Oooh, she's all grown up now, isn't she? Three years since she attempted to make "Swagger Jagger" a thing, and Cher Lloyd's sophomore album is dropping in Ireland and the UK within days of her 21st birthday. The album cover is showing off this maturity to, as she finds herself sexily draped in a bubblebath, sultrily smoking a cigarette. Music wise, there is some evidence of maturity to, as we get nothing quite as noisy or irritating as "Swagger Jagger", but also nothing quite as memorable. For as bad as that song was, you still couldn't quite get it out of your head for days afterwards, something that can't be said for the solid, unspectacular collection of pop songs to be found here.

Lead single "I Wish" features the album only contributor T.I., and the throwback sound mixed with timeless lyrics of wanting to change for the boy you like was fine but forgettable for the comeback single. Much stronger was single number two "Sirens", a fantastic power ballad that wouldn't be out of place on a Kelly Clarkson or Pink album, and the clear album highlight.

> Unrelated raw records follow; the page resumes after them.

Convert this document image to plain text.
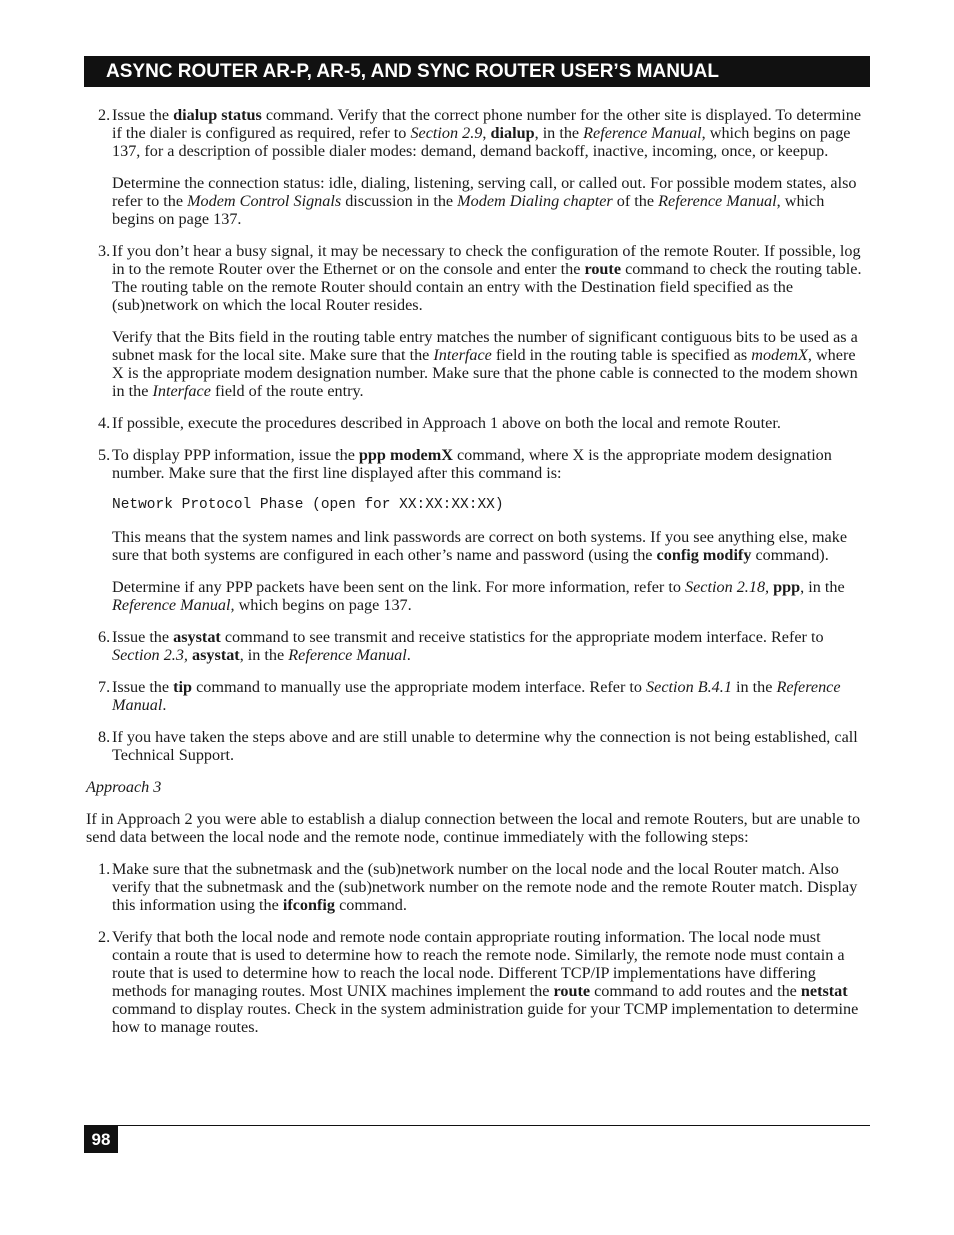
ASYNC ROUTER AR-P, AR-5, AND SYNC ROUTER USER’S MANUAL
2. Issue the dialup status command. Verify that the correct phone number for the other site is displayed. To determine if the dialer is configured as required, refer to Section 2.9, dialup, in the Reference Manual, which begins on page 137, for a description of possible dialer modes: demand, demand backoff, inactive, incoming, once, or keepup.
Determine the connection status: idle, dialing, listening, serving call, or called out. For possible modem states, also refer to the Modem Control Signals discussion in the Modem Dialing chapter of the Reference Manual, which begins on page 137.
3. If you don’t hear a busy signal, it may be necessary to check the configuration of the remote Router. If possible, log in to the remote Router over the Ethernet or on the console and enter the route command to check the routing table. The routing table on the remote Router should contain an entry with the Destination field specified as the (sub)network on which the local Router resides.
Verify that the Bits field in the routing table entry matches the number of significant contiguous bits to be used as a subnet mask for the local site. Make sure that the Interface field in the routing table is specified as modemX, where X is the appropriate modem designation number. Make sure that the phone cable is connected to the modem shown in the Interface field of the route entry.
4. If possible, execute the procedures described in Approach 1 above on both the local and remote Router.
5. To display PPP information, issue the ppp modemX command, where X is the appropriate modem designation number. Make sure that the first line displayed after this command is:
Network Protocol Phase (open for XX:XX:XX:XX)
This means that the system names and link passwords are correct on both systems. If you see anything else, make sure that both systems are configured in each other’s name and password (using the config modify command).
Determine if any PPP packets have been sent on the link. For more information, refer to Section 2.18, ppp, in the Reference Manual, which begins on page 137.
6. Issue the asystat command to see transmit and receive statistics for the appropriate modem interface. Refer to Section 2.3, asystat, in the Reference Manual.
7. Issue the tip command to manually use the appropriate modem interface. Refer to Section B.4.1 in the Reference Manual.
8. If you have taken the steps above and are still unable to determine why the connection is not being established, call Technical Support.
Approach 3
If in Approach 2 you were able to establish a dialup connection between the local and remote Routers, but are unable to send data between the local node and the remote node, continue immediately with the following steps:
1. Make sure that the subnetmask and the (sub)network number on the local node and the local Router match. Also verify that the subnetmask and the (sub)network number on the remote node and the remote Router match. Display this information using the ifconfig command.
2. Verify that both the local node and remote node contain appropriate routing information. The local node must contain a route that is used to determine how to reach the remote node. Similarly, the remote node must contain a route that is used to determine how to reach the local node. Different TCP/IP implementations have differing methods for managing routes. Most UNIX machines implement the route command to add routes and the netstat command to display routes. Check in the system administration guide for your TCMP implementation to determine how to manage routes.
98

Elsewhere, things get divided firmly into two camps: bouncy upbeat pop and moody, emotional sad songs. Despite some of the interesting names behind the production and writing, there isn't any evidence of originality here. Not one of the eleven songs gets to the four minute mark, and none of the songs couldn't have potentially sung (and potentially sung better) by any number of pop's current princesses.

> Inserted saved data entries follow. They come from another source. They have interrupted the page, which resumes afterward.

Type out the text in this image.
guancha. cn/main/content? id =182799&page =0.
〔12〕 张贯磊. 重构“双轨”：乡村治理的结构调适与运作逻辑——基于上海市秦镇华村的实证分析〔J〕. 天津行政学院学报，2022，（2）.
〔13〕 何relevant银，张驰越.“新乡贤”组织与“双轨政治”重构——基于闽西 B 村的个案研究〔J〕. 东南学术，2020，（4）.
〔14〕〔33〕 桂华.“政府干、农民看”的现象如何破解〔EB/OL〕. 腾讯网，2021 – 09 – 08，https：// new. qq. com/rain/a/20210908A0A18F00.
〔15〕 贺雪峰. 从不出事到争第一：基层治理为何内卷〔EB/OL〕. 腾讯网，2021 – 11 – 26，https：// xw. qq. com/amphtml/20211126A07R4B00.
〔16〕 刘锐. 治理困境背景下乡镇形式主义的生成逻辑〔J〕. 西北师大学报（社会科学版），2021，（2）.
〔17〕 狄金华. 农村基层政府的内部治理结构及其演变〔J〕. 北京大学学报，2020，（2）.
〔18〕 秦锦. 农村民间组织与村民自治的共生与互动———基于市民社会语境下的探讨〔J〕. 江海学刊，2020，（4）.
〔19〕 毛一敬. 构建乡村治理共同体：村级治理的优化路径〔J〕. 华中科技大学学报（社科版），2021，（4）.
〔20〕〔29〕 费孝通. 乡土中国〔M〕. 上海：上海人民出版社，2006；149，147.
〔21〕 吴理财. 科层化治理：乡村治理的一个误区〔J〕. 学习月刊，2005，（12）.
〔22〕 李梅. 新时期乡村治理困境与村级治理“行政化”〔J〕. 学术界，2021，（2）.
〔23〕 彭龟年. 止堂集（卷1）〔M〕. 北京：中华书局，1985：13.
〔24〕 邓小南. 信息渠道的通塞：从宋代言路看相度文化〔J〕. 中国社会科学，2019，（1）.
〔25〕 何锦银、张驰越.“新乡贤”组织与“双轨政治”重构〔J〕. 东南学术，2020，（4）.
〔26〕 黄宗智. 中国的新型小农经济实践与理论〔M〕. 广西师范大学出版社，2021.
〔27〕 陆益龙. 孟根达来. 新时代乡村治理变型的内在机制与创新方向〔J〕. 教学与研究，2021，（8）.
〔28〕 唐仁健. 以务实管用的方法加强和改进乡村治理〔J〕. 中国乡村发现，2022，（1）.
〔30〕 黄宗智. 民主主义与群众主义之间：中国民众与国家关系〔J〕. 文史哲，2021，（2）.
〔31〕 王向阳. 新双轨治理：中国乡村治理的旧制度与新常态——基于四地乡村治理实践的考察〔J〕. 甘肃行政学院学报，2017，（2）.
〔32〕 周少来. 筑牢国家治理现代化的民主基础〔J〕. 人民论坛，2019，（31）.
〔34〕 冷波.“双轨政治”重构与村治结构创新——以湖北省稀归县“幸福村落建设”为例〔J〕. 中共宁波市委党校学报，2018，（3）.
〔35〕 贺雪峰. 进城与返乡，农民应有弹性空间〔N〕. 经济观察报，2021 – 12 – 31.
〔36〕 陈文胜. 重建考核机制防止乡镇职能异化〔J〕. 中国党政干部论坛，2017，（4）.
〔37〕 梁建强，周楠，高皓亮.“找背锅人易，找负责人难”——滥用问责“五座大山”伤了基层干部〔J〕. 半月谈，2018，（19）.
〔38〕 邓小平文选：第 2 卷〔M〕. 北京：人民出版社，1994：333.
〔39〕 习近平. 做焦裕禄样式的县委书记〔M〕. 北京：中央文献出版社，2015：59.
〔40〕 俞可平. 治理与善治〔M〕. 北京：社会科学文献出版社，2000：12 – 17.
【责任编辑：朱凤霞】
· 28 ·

Which isn't to detract from Lloyd's unique likability, as she warps her charismatic sneer - a sound that was tried and failed by the likes of Lady Sovereign and Jentina back in the day - around the likes of the manic, J-Pop sounding "Dirty Love", party-starting "Killin' It" or bubblegum love song "Just Be Mine", and the effervescent nature of her delivery just makes it all seem so damned easy.

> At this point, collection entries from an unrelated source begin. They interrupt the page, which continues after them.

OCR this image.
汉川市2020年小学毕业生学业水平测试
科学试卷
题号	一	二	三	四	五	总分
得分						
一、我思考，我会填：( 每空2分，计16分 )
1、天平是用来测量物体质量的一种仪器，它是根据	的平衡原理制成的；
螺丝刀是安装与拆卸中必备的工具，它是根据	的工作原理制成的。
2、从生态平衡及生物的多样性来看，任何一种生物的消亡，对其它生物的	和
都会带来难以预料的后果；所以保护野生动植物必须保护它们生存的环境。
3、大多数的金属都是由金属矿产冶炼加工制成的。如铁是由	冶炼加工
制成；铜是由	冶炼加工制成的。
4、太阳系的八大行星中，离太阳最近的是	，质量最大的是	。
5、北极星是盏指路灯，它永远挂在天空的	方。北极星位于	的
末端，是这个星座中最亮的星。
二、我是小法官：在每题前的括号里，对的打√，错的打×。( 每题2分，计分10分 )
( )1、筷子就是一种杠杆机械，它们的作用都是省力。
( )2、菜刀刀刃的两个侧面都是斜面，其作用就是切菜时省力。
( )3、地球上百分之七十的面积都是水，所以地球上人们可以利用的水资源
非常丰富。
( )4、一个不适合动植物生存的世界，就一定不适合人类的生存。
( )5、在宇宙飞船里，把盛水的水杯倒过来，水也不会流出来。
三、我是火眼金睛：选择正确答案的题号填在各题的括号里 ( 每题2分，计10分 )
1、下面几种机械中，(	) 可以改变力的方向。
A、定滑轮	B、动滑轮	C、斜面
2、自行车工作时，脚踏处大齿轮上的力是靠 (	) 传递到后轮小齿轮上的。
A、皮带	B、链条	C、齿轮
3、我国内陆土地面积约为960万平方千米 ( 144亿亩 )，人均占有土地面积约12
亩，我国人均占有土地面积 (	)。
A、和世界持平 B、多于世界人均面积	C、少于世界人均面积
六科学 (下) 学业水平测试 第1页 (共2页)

Throughout the album we're given a healthy mixture of pop Svengalis (Max Martin, Benny Blanco, Shellback, Carl Falk) as well as some interesting co-writing collaborators (Mike Posner, Tove Lo, Beth Ditto), which only adds to the confusion that there isn't really one really great stand-out track that you'll be hearing on the radio and in clubs for weeks and months to come. "Alone With Me", "M.F.P.O.T.Y." and "Bind Your Love" are all blandly interchangeable upbeat filler, while the sad-EDM "Human", acoustic "Goodnight" and all-build-up-with-no-payoff "Sweet Despair" aren't quite what you'd call bad, just … meh.

As a pop album, its exactly what you'd expect; well produced, averagely written, some decent songs, but mostly forgettable. But when we were first introduced to Cher Lloyd on X-Factor, the half-rapping, half-crooning, all-talent wrecking ball, we were right to expect more than just an average pop album. Don't apologise for being late, Miss Lloyd, but more for mildly disappointing us.